Diego : « Si tu ne viens pas au maquis, Makja viendra à toi ! »
Makja : L’idée était de montrer que le but d’une chanson est d’aller à la rencontre du public qui ne nous connait pas. Parfois même l’esthétique peut provoquer une certaine distance. Lorsqu’on est artisan, le but est de faire goûter et ressentir sa chanson. Donc si les gens ne viennent pas à Makja, c’est moi qui viendrais les saisir là où ils ne m’attendent pas !
Diego : Une belle devise ! A l’origine, comment es-tu venu à la musique ?

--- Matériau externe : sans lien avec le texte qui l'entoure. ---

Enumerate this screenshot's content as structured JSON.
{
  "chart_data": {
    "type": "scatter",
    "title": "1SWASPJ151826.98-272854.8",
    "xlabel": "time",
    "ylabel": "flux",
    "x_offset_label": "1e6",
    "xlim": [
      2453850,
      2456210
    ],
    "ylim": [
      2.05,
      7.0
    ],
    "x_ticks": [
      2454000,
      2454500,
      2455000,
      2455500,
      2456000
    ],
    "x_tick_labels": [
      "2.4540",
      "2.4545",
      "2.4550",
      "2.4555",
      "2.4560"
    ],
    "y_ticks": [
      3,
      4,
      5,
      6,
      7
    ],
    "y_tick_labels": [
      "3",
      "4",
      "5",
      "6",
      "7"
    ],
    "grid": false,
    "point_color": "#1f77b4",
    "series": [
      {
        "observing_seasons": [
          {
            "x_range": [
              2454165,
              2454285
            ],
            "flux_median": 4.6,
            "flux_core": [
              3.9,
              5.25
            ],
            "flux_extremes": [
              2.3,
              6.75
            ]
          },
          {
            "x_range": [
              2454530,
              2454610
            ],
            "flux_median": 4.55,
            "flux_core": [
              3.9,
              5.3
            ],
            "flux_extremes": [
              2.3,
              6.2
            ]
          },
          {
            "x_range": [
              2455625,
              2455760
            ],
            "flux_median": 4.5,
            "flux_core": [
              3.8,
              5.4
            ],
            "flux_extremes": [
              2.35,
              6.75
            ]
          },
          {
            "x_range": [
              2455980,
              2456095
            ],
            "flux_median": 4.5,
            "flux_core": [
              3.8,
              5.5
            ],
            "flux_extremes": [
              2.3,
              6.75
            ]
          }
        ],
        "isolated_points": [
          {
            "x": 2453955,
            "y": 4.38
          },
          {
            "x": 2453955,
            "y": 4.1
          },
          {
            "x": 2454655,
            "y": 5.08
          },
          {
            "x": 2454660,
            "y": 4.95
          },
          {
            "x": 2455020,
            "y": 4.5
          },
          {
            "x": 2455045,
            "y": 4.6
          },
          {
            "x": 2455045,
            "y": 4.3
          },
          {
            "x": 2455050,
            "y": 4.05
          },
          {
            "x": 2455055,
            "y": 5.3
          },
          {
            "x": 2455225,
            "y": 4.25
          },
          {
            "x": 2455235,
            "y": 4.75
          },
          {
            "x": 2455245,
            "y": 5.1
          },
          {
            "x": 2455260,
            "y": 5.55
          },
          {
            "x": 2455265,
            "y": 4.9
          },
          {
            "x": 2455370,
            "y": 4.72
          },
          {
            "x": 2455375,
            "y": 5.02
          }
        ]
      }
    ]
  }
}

Makja : J’ai commencé par les mots. Jeune j’ai compris qu’ils avaient un pouvoir et mes parents m’ont enseigné les mots magiques que sont « s’il te plait, au revoir et merci ». Outre la bienséance, ils peuvent mettre à distance, déclencher un sourire, être régionaux, faire et rompre le lien… avec le temps j’ai créé mes propres textes dans une culture hip-hop. La rythmique et les thèmes sont toujours d’actualité et je pense que les écritures urbaines sont contemporaines. Du rock au rap en passant par la chanson française, il y a un fil conducteur qui ressemble à un parfum social, de Renaud à IAM. Pour la musique je m’entoure d’artistes mais j’arrive à donner une première coloration à mes chansons sous forme de dessins qui influeront sur le texte. Celui-ci vient après la musique dans leur conception, comme la B.O. d’un film qui donne le scénario à venir.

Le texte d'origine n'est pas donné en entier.